I damn near drank all of my tea in one gulp. He really went there. He was asking me to make the ultimate sacrifice and put my health at risk to be his woman again. As a woman with a sister who was HIV positive and a future medical professional, I knew that many people did this sort of thing. He was also right about the intercourse. Sex practiced extremely safely, combined with a strict medical treatment plan, could be successful at ensuring that the virus wasn’t passed to the non-infected person.
Then, there was so much he didn’t know, like the fact that my sister gave him the virus. He just accepted that he had it because he’d slept around with junkies and used drugs. He never questioned how he contracted the disease. Shit, he was so messed up that he thought he was the one who gave it to Misha. Only my mother and I knew differently, and I would never in my life tell him or anybody else anything different. Not to mention that he thought I didn’t like Gavin since I wasn’t dealing with him. Not the case. I had my concerns about interracial dating, and I came with some extreme baggage, but seriously letting go of the possibility of being with Gavin wasn’t something I was ready to do just yet. Yes, I was putting him off and denying myself that chance, but I’d convinced myself it was only temporary, until I could help get Tony better and up on his feet. Now, Tony was asking me to be a family with him.
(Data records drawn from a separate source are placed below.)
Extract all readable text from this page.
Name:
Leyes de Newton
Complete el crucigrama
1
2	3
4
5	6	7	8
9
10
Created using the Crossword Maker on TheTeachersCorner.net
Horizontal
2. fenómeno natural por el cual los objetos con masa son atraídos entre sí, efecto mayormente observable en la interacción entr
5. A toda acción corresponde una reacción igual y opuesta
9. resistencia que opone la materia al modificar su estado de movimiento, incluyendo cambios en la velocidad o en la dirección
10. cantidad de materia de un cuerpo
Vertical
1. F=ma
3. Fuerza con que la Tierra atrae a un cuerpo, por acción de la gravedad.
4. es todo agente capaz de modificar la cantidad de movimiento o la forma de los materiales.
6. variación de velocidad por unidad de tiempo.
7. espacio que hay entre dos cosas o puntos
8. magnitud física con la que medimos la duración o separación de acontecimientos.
Hell, I didn’t know. Maybe I should. What man wanted to deal with all the things I had going in my life? Yeah, Gavin may have thought he wanted to try, but he didn’t know my entire situation. To me, being a nurse was not just a job—it was my life. For him, being a nurse was a profession—just a part of his life that he got to leave at the ER at the end of his shift.
Perhaps God had spared Tony so that we could be a family. There were always sex toys and masturbation if I chose not to have intercourse with Tony. Truth be told, a woman could please herself ten times better than a man if she knew just how to please her erogenous zones. At any rate, I did love Tony, and we did have sons together, so maybe . . . perhaps . . . it could work.
“Don’t answer now.” Tony sealed my lips shut with his index finger. “Just think about it and let me know.” And with that, he picked up my fork, scooped up my macaroni and cheese, and fed it to me.
A little bit of cheese drizzled on my chin, and he bent over and wiped it off with a napkin, then he kissed my chin where the cheese once was. I caressed his face. It was the first time in a very long time that Tony had actually been this nurturing to me, and it felt good.
He rubbed my chin with his thumb and looked me in the eyes. “I love you, LaMeka, and for the first time in my life, I can honestly say I know what it means to truly love someone.”
I just sat there and finished eating, in awe of the man that Tony was trying to become. The only question in my mind was, was I really ready to let him be my man regardless of the possible consequences?